Seclusion accounted for 25% of restrictive interventions in 2021, compared to 32% in 2020 and 25% in 2019. There were 1,176 episodes of seclusion reported by 27 approved centres in 2021, a large decrease from the 1,840 episodes reported by the same number of services in 2020. This represents a significant reduction in seclusion episodes between 2020 and 2021.

A total of 645 people were secluded in 2021, a decrease from the 699 people secluded in 2020. Seclusion was used in 40% of approved centres in 2021, compared to 41% in 2020. The duration for a single episode of seclusion in 2021 ranged from 3 minutes to 8,759 hours (1 year).

In 2021, 6% of episodes of seclusion lasted for longer than 72 hours, higher than in both 2020 and 2019 (4%). Fourteen approved centres recorded episodes of seclusion lasting 72 hours or longer in 2021, compared to 13 in 2020 and 12 in 2019. The data indicated that while the number of episodes of seclusion decreased between 2020 and 2021, the duration of seclusion episodes increased.

The use of mechanical restraint continued to be relatively uncommon. In 2021, only one approved centre, the Central Mental Hospital, reported the use of mechanical restraint (25 episodes). The minimum duration of mechanical restraint was 17 minutes, and the maximum duration was four hours. Handcuffs were used in all episodes. “In 2021, episodes of mechanical restraint to prevent an immediate threat to the self or others had a total duration of 49 hours and 14 minutes. This is a significant decrease on the total duration for 2020, which was approximately 3,452 hours,” said the report.

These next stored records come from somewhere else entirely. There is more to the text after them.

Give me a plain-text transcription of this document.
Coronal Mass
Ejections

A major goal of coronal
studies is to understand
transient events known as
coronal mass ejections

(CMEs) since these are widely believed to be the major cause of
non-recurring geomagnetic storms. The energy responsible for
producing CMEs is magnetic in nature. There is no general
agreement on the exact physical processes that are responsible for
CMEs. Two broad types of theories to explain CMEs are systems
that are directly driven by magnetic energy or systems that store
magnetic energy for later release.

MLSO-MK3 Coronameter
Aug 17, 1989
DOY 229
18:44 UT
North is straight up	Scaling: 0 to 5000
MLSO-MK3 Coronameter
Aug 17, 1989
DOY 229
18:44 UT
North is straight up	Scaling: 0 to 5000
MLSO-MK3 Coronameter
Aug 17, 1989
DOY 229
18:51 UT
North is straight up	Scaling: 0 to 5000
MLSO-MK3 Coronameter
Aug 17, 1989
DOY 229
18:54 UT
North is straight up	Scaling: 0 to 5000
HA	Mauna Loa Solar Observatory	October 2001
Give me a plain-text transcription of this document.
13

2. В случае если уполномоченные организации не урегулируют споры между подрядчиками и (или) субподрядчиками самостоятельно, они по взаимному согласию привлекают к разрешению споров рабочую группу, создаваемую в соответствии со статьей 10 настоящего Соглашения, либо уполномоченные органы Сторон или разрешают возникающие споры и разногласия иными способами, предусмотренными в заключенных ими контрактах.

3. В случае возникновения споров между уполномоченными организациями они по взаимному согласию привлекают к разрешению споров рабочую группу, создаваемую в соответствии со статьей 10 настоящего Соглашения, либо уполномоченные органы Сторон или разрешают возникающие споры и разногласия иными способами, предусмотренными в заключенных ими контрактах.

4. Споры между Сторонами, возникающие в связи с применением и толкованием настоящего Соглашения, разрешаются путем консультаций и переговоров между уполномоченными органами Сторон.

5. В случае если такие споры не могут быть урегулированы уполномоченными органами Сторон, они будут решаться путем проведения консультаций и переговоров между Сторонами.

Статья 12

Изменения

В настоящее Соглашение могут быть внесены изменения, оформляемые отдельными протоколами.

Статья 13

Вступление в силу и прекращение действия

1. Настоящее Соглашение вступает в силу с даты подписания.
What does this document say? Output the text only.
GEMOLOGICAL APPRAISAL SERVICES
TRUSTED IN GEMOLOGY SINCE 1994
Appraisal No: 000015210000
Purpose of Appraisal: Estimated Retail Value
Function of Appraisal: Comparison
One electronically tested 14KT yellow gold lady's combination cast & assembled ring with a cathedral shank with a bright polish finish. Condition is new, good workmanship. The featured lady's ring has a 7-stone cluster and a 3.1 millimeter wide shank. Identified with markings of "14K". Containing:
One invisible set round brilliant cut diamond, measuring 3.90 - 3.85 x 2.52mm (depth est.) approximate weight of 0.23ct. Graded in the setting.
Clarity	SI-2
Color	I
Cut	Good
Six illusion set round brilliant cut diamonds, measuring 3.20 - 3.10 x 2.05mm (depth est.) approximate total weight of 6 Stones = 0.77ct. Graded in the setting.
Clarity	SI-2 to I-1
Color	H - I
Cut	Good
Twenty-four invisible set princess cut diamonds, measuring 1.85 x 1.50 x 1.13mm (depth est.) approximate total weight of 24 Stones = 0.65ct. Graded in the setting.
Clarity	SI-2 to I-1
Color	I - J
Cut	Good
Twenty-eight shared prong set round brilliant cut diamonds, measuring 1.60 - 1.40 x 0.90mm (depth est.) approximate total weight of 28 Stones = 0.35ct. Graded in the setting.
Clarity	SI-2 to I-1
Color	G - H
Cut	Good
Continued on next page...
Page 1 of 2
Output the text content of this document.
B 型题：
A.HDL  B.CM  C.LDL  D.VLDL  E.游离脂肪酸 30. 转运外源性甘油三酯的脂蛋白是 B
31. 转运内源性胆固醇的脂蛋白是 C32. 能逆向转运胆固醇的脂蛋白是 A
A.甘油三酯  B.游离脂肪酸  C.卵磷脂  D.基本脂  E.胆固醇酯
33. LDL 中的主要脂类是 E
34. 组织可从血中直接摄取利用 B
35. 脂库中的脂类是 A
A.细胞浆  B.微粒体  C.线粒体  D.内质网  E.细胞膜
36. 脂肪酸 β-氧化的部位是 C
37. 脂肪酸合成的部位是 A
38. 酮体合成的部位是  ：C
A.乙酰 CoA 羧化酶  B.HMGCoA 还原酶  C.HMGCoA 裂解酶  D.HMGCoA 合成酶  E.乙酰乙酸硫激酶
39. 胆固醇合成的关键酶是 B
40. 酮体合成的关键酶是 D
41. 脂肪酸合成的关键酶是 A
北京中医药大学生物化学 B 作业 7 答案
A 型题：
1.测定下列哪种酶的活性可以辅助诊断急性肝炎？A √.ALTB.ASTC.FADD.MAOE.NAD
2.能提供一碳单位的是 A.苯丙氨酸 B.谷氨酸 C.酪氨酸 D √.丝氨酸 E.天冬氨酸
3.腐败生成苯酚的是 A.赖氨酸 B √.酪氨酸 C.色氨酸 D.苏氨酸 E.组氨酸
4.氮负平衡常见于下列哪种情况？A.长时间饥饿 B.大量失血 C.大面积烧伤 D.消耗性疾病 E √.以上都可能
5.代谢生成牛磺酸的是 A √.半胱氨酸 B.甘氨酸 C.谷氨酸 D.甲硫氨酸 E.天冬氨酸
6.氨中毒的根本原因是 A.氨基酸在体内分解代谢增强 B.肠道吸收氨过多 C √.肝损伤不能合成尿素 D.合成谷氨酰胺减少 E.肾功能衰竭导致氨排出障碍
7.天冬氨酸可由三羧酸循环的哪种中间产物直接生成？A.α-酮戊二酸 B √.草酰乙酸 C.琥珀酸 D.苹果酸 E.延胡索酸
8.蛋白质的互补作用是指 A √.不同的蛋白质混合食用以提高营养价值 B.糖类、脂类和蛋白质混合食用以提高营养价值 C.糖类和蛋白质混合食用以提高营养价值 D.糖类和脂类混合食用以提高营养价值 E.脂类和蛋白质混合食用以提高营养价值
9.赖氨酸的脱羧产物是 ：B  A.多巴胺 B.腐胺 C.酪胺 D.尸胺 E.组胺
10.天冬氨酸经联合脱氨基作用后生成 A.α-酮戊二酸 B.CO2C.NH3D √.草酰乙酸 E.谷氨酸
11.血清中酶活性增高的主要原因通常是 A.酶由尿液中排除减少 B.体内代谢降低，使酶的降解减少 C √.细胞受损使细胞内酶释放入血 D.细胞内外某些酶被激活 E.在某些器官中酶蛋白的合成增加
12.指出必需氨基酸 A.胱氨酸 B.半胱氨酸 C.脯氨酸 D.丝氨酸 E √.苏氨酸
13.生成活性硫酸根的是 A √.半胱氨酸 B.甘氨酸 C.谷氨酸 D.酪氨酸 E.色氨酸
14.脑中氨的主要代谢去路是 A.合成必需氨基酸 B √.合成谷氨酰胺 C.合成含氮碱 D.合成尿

The report also examined some of the published activity data from 2008 to 2020 in order to identify trends. The MHC said, “There has been a general increase in the number of physical restraint episodes between 2008 and 2021, with a sharp increase in 2017 and 2018, followed by a decrease in 2019, 2020 and 2021. The number of residents experiencing physical restraint has increased slightly between 2008 and 2021. The increase in physical restraint episodes may be a result of increased numbers of resident admissions.

“Seclusion episodes have generally decreased since 2008, with the number of residents undergoing seclusion remaining relatively static. The reduction in episodes and number of residents undergoing seclusion may be as a result of approved centres implementing measures to reduce and avoid these practices, such as the MHC’s ‘Seclusion and Restraint Reduction Strategy’.”